研究課題/領域番号 |
13J04968
|
研究機関 | 早稲田大学 |
研究代表者 |
角田 慶吾 早稲田大学, 理工学研究科, 特別研究員DC2
|
キーワード | 超対称性 / 余剰次元空間 / 標準模型 / 素粒子(理論) / Yang-Mills理論 |
研究概要 |
高次元超対称Yang-Mills理論において、余剰次元空間をトーラスコンパクト化し背景磁場を導入することで素粒子標準理論に整合する現象論模型の構築をすることを目標に研究を進めた。 これまでの研究で10次元超対称Yang-Mills理論に基づきひとつの模型が得られていたが、それをより現実的な模型にする上で必要な拡張が可能であるか検討した。その結果、具体的に2つの可能性が考えられたのでそれらについて考察し、それが現象論にどのような影響を及ぼすのかを調べた。基本とした模型は、超弦理論の枠組みでは複数枚のD-ブレーンを考えることに対応している。この枚数を増やすか、あるいはそれと次元の異なるD-ブレーンを追加した系を考えることでこれまでの模型を拡張することができる。この2つの模型拡張の方法において、超対称粒子のスペクトラムが新たな寄与を受けてずれていく可能性があるという共通した特徴がみられた。そこでその典型的な振る舞いを調べた。 また、LHC実験においてHiggs粒子が発見されその質量が特定されたことで、あらゆる現象論模型が更に精密に検証可能になった。
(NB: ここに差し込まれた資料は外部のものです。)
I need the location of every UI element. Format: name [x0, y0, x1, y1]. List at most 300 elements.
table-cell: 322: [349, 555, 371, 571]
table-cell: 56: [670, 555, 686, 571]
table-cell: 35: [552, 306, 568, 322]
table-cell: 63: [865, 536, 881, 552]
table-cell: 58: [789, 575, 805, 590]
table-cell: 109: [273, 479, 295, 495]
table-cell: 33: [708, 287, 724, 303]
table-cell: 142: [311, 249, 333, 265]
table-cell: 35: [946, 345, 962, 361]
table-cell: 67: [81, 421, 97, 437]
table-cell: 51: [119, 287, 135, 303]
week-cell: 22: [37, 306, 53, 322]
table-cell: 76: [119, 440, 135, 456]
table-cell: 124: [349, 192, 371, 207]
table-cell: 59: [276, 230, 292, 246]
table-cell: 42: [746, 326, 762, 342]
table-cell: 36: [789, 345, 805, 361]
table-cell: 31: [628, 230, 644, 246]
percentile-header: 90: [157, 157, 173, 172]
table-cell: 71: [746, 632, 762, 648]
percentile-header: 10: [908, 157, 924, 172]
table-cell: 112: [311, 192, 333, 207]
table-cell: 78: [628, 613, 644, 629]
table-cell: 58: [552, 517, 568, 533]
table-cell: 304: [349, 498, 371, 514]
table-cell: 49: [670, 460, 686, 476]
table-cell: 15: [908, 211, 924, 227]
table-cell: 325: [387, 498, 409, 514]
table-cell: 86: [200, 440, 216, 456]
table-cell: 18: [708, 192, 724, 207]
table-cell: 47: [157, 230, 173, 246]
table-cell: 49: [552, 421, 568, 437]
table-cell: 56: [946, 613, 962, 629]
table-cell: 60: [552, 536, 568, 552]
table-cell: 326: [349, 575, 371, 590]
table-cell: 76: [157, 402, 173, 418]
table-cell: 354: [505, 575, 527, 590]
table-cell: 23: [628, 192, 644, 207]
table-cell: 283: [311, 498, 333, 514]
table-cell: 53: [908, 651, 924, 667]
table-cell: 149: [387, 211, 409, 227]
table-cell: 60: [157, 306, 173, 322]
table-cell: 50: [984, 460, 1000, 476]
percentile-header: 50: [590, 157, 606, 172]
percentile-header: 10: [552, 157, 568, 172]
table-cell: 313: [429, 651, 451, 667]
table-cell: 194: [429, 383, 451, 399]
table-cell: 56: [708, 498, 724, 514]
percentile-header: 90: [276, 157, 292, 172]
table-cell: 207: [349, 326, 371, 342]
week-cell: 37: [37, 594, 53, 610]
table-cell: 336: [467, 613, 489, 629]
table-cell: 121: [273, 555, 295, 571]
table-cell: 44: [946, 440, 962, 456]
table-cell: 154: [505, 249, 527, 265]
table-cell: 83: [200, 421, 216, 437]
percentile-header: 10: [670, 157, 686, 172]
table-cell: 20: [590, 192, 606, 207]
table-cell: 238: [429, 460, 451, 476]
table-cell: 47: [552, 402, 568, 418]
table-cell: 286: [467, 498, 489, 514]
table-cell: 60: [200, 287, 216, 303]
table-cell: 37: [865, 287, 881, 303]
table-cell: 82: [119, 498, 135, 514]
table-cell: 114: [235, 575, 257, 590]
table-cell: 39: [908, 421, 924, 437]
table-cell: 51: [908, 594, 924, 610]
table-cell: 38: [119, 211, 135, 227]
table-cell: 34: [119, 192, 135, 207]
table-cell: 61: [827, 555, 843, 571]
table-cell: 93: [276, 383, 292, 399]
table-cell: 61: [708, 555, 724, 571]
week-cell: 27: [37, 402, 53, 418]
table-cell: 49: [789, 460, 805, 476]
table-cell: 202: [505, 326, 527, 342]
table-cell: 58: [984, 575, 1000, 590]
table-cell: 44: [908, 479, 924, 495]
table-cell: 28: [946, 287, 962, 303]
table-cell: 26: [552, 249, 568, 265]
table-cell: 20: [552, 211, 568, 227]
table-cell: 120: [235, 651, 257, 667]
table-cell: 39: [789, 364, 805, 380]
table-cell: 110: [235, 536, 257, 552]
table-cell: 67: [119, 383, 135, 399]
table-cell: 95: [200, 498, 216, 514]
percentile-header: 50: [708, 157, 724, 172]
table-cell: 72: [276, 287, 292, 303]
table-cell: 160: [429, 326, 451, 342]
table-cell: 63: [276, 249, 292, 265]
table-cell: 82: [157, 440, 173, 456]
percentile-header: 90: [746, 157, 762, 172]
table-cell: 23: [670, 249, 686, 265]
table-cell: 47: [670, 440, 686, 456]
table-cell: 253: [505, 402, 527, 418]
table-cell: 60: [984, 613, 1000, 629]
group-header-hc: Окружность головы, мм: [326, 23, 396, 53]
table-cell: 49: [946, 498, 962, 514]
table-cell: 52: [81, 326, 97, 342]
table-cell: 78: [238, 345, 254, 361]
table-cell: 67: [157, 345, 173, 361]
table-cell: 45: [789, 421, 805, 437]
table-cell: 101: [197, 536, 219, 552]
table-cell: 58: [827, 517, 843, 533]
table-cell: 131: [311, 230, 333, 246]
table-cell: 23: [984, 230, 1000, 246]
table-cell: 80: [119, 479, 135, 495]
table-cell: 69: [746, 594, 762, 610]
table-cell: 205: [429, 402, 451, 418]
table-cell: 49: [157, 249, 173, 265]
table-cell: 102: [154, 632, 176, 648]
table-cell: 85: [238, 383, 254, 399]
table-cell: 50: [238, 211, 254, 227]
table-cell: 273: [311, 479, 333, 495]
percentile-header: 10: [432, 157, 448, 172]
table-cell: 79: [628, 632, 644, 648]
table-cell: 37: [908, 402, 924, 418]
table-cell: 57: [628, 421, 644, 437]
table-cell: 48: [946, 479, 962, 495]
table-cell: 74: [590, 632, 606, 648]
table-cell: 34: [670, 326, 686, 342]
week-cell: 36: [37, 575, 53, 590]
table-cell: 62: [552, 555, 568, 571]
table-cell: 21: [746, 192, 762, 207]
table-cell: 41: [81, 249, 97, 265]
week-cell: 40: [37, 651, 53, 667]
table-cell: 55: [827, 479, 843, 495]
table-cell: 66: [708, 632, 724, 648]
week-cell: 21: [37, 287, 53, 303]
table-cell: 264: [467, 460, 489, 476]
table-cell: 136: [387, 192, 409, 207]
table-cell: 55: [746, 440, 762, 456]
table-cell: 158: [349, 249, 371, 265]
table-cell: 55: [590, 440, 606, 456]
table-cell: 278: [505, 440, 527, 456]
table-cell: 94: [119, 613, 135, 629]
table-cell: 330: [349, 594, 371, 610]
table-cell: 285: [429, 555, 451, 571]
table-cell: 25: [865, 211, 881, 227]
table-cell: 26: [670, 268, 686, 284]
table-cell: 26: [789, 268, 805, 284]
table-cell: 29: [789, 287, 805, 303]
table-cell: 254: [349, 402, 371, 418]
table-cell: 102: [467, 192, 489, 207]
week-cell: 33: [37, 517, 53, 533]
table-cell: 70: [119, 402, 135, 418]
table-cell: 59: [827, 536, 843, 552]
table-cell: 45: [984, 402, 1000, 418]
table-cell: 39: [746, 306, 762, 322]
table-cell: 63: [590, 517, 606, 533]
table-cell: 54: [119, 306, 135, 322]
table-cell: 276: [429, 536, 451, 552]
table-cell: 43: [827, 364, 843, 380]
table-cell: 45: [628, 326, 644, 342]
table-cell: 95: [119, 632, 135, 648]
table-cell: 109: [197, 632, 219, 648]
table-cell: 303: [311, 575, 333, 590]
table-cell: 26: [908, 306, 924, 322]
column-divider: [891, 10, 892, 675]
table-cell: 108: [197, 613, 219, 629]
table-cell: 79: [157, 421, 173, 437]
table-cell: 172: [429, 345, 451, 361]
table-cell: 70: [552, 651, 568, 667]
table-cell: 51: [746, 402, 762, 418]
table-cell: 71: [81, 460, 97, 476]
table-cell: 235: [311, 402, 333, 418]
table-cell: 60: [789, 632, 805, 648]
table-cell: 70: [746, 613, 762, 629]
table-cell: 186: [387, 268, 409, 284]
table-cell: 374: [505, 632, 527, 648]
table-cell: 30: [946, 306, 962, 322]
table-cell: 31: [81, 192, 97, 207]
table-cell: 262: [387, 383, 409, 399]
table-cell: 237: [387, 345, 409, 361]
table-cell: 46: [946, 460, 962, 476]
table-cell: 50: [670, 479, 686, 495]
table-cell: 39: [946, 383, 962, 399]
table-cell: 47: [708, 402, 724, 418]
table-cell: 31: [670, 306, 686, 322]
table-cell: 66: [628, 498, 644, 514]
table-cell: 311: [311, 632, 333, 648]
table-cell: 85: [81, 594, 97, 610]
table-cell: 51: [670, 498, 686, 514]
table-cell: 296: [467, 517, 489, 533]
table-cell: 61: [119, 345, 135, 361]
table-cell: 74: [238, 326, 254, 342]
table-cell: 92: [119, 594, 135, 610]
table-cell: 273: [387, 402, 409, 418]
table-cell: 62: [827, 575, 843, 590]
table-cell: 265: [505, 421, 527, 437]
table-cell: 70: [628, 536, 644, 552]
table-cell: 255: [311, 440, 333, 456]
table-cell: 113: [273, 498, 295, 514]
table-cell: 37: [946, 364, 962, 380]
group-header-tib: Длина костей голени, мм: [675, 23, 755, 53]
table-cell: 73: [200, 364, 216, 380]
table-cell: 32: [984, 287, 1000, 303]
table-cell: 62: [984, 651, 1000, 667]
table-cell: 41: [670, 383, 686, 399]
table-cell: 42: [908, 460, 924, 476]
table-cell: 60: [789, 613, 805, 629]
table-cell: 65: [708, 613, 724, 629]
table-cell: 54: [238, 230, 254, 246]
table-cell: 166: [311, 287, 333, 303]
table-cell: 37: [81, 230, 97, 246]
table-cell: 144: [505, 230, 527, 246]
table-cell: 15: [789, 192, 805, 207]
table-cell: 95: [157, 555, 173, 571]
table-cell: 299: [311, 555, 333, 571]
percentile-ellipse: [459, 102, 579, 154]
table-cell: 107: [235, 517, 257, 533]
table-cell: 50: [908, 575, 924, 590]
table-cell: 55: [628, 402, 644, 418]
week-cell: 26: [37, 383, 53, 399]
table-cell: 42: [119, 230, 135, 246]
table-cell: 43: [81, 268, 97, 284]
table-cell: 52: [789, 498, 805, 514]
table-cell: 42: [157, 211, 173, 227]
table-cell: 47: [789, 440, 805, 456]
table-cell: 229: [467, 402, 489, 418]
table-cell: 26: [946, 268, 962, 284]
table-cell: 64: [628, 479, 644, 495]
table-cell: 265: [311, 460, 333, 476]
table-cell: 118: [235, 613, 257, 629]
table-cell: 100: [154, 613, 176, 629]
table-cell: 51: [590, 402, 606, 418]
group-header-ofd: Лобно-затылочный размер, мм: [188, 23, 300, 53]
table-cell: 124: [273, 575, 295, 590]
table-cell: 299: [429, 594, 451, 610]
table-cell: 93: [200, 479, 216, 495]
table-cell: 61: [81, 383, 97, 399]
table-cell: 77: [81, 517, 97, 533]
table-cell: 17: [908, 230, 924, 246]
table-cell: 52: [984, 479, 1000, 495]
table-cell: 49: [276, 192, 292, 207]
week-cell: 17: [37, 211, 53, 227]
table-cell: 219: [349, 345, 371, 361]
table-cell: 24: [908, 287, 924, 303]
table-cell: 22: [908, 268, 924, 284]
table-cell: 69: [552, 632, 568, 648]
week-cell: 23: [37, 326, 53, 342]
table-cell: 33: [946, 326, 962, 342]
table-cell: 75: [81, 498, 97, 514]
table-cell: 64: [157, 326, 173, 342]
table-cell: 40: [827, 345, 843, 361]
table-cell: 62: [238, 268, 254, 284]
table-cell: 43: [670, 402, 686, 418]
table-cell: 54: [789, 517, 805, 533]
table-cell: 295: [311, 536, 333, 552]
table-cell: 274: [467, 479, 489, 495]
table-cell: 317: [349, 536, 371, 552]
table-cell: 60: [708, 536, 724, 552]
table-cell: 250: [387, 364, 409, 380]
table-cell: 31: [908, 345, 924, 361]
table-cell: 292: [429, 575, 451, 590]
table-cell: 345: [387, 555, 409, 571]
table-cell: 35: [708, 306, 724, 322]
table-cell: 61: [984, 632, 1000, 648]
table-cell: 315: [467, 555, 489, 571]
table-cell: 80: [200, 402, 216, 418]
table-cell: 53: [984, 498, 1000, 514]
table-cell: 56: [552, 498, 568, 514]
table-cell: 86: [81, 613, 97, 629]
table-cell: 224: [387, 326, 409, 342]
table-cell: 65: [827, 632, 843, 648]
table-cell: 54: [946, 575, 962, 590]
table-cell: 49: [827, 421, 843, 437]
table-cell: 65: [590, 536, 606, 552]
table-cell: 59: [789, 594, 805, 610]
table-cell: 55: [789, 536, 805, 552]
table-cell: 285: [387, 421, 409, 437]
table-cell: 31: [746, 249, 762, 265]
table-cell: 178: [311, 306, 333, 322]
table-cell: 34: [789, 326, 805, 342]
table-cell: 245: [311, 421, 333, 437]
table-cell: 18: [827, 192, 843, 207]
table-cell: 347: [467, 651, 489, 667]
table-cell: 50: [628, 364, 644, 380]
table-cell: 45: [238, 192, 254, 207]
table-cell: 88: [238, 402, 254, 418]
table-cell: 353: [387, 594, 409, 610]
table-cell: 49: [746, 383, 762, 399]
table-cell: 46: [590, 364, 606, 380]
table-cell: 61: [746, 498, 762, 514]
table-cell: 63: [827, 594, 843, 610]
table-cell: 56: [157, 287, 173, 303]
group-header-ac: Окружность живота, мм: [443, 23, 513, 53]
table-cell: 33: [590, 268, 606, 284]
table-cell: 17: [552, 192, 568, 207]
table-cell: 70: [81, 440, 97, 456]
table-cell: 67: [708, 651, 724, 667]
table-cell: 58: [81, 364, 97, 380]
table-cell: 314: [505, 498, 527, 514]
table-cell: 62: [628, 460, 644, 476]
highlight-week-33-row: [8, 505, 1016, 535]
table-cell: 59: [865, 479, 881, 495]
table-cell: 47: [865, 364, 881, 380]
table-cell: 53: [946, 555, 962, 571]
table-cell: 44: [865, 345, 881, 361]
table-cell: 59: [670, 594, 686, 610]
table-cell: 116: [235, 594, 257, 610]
上記の模型においてHiggs粒子の質量を求めたところ、LHC実験の結果に整合することを明らかにした。超対称粒子のスペクトラムは量子効果を通じてHiggs粒子の質量に影響する。そこで超対称スペクトラムとの関係も調べた。 更に一般化した背景磁場を導入することや、余剰次元空間にオービフォルドと呼ばれる新たな幾何学構造を導入することによっても模型のバリエーションが与えられることが分かったので、それらについても標準理論との整合性を調べた。
|
現在までの達成度 (区分) |
現在までの達成度 (区分)
2: おおむね順調に進展している
理由
模型のバリエーション・拡張可能性について複数の可能性を調べ、従来の模型における課題を克服する具体的な模型構築には至らなかったが、それぞれの現象論的な性質はある程度調べることが出来た。またヒッグス粒子の質量についてもLHC実験との整合性を明らかにすることが出来た。しかし、並行して検討していたKaluza-Kleinモードを含めた模型の定式化までは完成させることは出来なかった。
|
今後の研究の推進方策 |
Kaluza-Kleinモードを含めた模型の定式化を目指すために10次元超対称Yang-Mills理論の成分場形式と超場形式による記述の相互的な理解を深めたいと考えている。 模型の拡張方法・定式化について更に調査を進め幅広い現象論的展開を視野に入れた具体的な模型の構築を目指す。